La historia no es sólo una serie de
sucesos políticos, de grandes acontecimientos o de hazañas épicas. Es
posible adentrarse en otros aspectos profundos de la historia, lejos de
las intrigas palaciegas y las decisiones de Estado, en las cuales
evidentemente la “gente común” no participaba. ¿Cómo entonces, penetrar
en la mente colectiva de esas personas, sin rostro, sin nombre, que
habitaron hace siglos y que no dejaron un testimonio de su puño y letra?

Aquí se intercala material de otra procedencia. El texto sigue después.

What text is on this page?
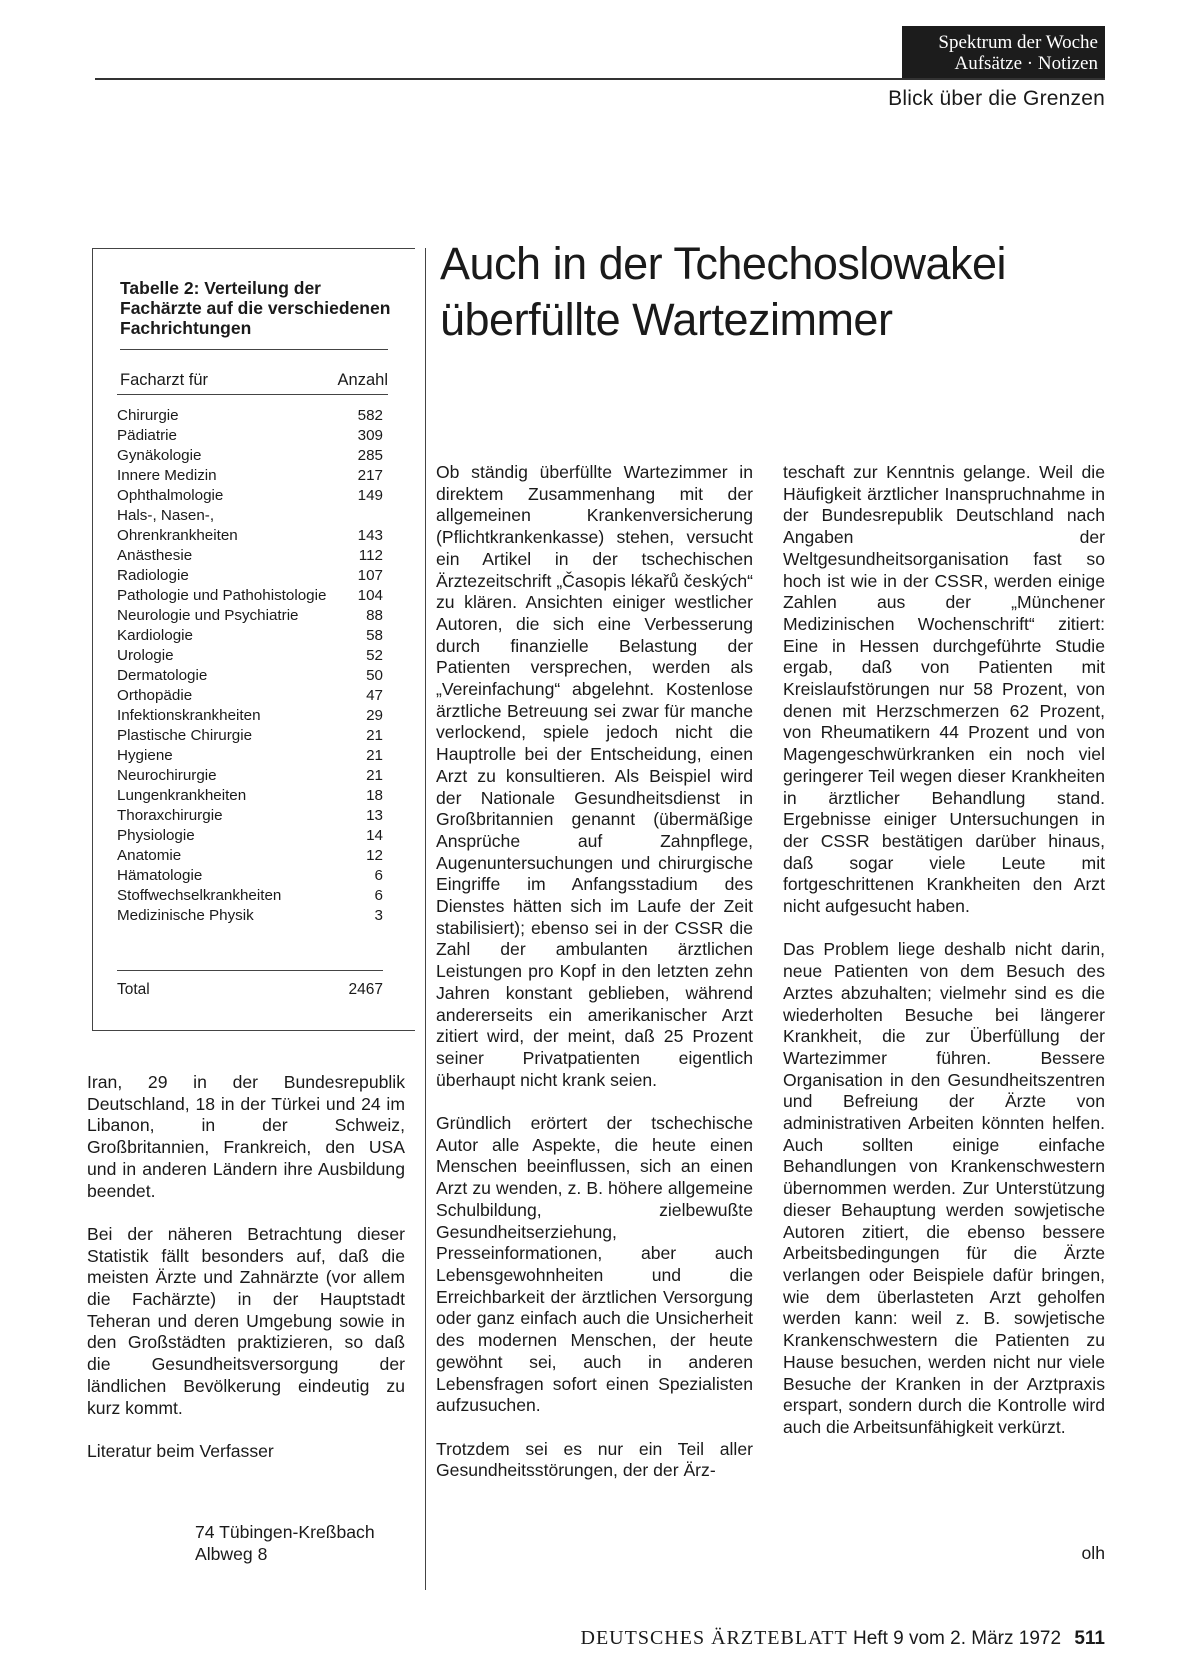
Spektrum der Woche
Aufsätze · Notizen
Blick über die Grenzen
Tabelle 2: Verteilung der Fachärzte auf die verschiedenen Fachrichtungen
Facharzt für	Anzahl
Chirurgie	582
Pädiatrie	309
Gynäkologie	285
Innere Medizin	217
Ophthalmologie	149
Hals-, Nasen-, Ohrenkrankheiten	143
Anästhesie	112
Radiologie	107
Pathologie und Pathohistologie 104
Neurologie und Psychiatrie	88
Kardiologie	58
Urologie	52
Dermatologie	50
Orthopädie	47
Infektionskrankheiten	29
Plastische Chirurgie	21
Hygiene	21
Neurochirurgie	21
Lungenkrankheiten	18
Thoraxchirurgie	13
Physiologie	14
Anatomie	12
Hämatologie	6
Stoffwechselkrankheiten	6
Medizinische Physik	3
Total	2467
Auch in der Tchechoslowakei
überfüllte Wartezimmer

Iran, 29 in der Bundesrepublik Deutschland, 18 in der Türkei und 24 im Libanon, in der Schweiz, Großbritannien, Frankreich, den USA und in anderen Ländern ihre Ausbildung beendet.

Bei der näheren Betrachtung dieser Statistik fällt besonders auf, daß die meisten Ärzte und Zahnärzte (vor allem die Fachärzte) in der Hauptstadt Teheran und deren Umgebung sowie in den Großstädten praktizieren, so daß die Gesundheitsversorgung der ländlichen Bevölkerung eindeutig zu kurz kommt.

Literatur beim Verfasser

74 Tübingen-Kreßbach
Albweg 8

Ob ständig überfüllte Wartezimmer in direktem Zusammenhang mit der allgemeinen Krankenversicherung (Pflichtkrankenkasse) stehen, versucht ein Artikel in der tschechischen Ärztezeitschrift „Časopis lékařů českých“ zu klären. Ansichten einiger westlicher Autoren, die sich eine Verbesserung durch finanzielle Belastung der Patienten versprechen, werden als „Vereinfachung“ abgelehnt. Kostenlose ärztliche Betreuung sei zwar für manche verlockend, spiele jedoch nicht die Hauptrolle bei der Entscheidung, einen Arzt zu konsultieren. Als Beispiel wird der Nationale Gesundheitsdienst in Großbritannien genannt (übermäßige Ansprüche auf Zahnpflege, Augenuntersuchungen und chirurgische Eingriffe im Anfangsstadium des Dienstes hätten sich im Laufe der Zeit stabilisiert); ebenso sei in der CSSR die Zahl der ambulanten ärztlichen Leistungen pro Kopf in den letzten zehn Jahren konstant geblieben, während andererseits ein amerikanischer Arzt zitiert wird, der meint, daß 25 Prozent seiner Privatpatienten eigentlich überhaupt nicht krank seien.

Gründlich erörtert der tschechische Autor alle Aspekte, die heute einen Menschen beeinflussen, sich an einen Arzt zu wenden, z. B. höhere allgemeine Schulbildung, zielbewußte Gesundheitserziehung, Presseinformationen, aber auch Lebensgewohnheiten und die Erreichbarkeit der ärztlichen Versorgung oder ganz einfach auch die Unsicherheit des modernen Menschen, der heute gewöhnt sei, auch in anderen Lebensfragen sofort einen Spezialisten aufzusuchen.

Trotzdem sei es nur ein Teil aller Gesundheitsstörungen, der der Ärz-

teschaft zur Kenntnis gelange. Weil die Häufigkeit ärztlicher Inanspruchnahme in der Bundesrepublik Deutschland nach Angaben der Weltgesundheitsorganisation fast so hoch ist wie in der CSSR, werden einige Zahlen aus der „Münchener Medizinischen Wochenschrift“ zitiert: Eine in Hessen durchgeführte Studie ergab, daß von Patienten mit Kreislaufstörungen nur 58 Prozent, von denen mit Herzschmerzen 62 Prozent, von Rheumatikern 44 Prozent und von Magengeschwürkranken ein noch viel geringerer Teil wegen dieser Krankheiten in ärztlicher Behandlung stand. Ergebnisse einiger Untersuchungen in der CSSR bestätigen darüber hinaus, daß sogar viele Leute mit fortgeschrittenen Krankheiten den Arzt nicht aufgesucht haben.

Das Problem liege deshalb nicht darin, neue Patienten von dem Besuch des Arztes abzuhalten; vielmehr sind es die wiederholten Besuche bei längerer Krankheit, die zur Überfüllung der Wartezimmer führen. Bessere Organisation in den Gesundheitszentren und Befreiung der Ärzte von administrativen Arbeiten könnten helfen. Auch sollten einige einfache Behandlungen von Krankenschwestern übernommen werden. Zur Unterstützung dieser Behauptung werden sowjetische Autoren zitiert, die ebenso bessere Arbeitsbedingungen für die Ärzte verlangen oder Beispiele dafür bringen, wie dem überlasteten Arzt geholfen werden kann: weil z. B. sowjetische Krankenschwestern die Patienten zu Hause besuchen, werden nicht nur viele Besuche der Kranken in der Arztpraxis erspart, sondern durch die Kontrolle wird auch die Arbeitsunfähigkeit verkürzt.

olh
DEUTSCHES ÄRZTEBLATT Heft 9 vom 2. März 1972 511
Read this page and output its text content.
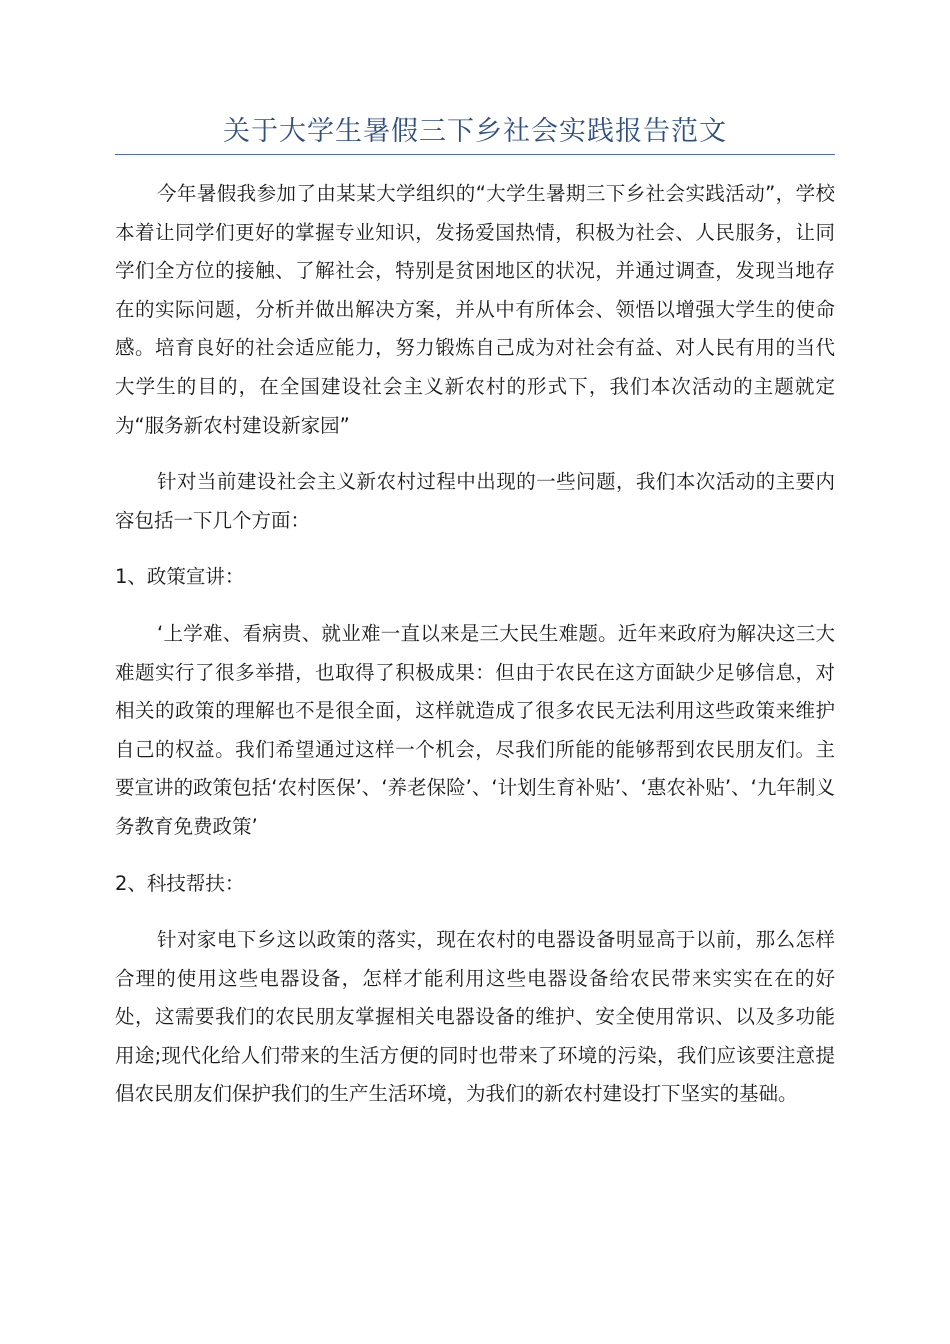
关于大学生暑假三下乡社会实践报告范文

今年暑假我参加了由某某大学组织的“大学生暑期三下乡社会实践活动”，学校本着让同学们更好的掌握专业知识，发扬爱国热情，积极为社会、人民服务，让同学们全方位的接触、了解社会，特别是贫困地区的状况，并通过调查，发现当地存在的实际问题，分析并做出解决方案，并从中有所体会、领悟以增强大学生的使命感。培育良好的社会适应能力，努力锻炼自己成为对社会有益、对人民有用的当代大学生的目的，在全国建设社会主义新农村的形式下，我们本次活动的主题就定为“服务新农村建设新家园”

针对当前建设社会主义新农村过程中出现的一些问题，我们本次活动的主要内容包括一下几个方面：

1、政策宣讲：

‘上学难、看病贵、就业难一直以来是三大民生难题。近年来政府为解决这三大难题实行了很多举措，也取得了积极成果：但由于农民在这方面缺少足够信息，对相关的政策的理解也不是很全面，这样就造成了很多农民无法利用这些政策来维护自己的权益。我们希望通过这样一个机会，尽我们所能的能够帮到农民朋友们。主要宣讲的政策包括‘农村医保’、‘养老保险’、‘计划生育补贴’、‘惠农补贴’、‘九年制义务教育免费政策’

2、科技帮扶：

针对家电下乡这以政策的落实，现在农村的电器设备明显高于以前，那么怎样合理的使用这些电器设备，怎样才能利用这些电器设备给农民带来实实在在的好处，这需要我们的农民朋友掌握相关电器设备的维护、安全使用常识、以及多功能用途;现代化给人们带来的生活方便的同时也带来了环境的污染，我们应该要注意提倡农民朋友们保护我们的生产生活环境，为我们的新农村建设打下坚实的基础。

¿Cómo conocer los códigos, valores y símbolos de una época? Eso no es
posible descubrirlo en los tratados de paz, ni en las declaraciones de
guerra, de independencia o en las constituciones.
Los cuentos “infantiles” que han llegado
a nuestros días han pasado por filtros, modificaciones y “maquillajes”
para adaptarlos al gusto de distintas épocas, como lo hicieron en su
tiempo Charles Perrault, los hermanos Grimm y Walt Disney.
En efecto, los cuentos son documentos
históricos. Han evolucionado durante muchos siglos y se han modificado
en distintos contextos culturales. Tomemos como ejemplo una versión que
antecede al cuento de Caperucita Roja no apta para niños hoy en día:
Una chiquilla es enviada por su madre
para llevar a su abuela pan y leche, el lobo la intercepta en el camino,
averigua su destino y llega antes que la niña, se disfraza y se mete a
la cama de la abuelita. Hasta ahí la historia no ofrece nada peculiar en
contraste con la versión que conocemos. Acá viene la diferencia: el
lobo mata a la abuelita, pone su sangre en una botella, rebana la carne,
la acomoda en un platón y se la da a comer a la niña para después hacer
que se desnude y finalmente, comérsela. No diríamos que es un cuento
para niños. Tan sólo en Francia, se han rastreado aproximadamente 35
versiones del cuento de esta niña, en algunas aparece la caperuza, en
más de la mitad de esas versiones es devorada por el lobo y en algunas
más logra escapar mediante alguna artimaña.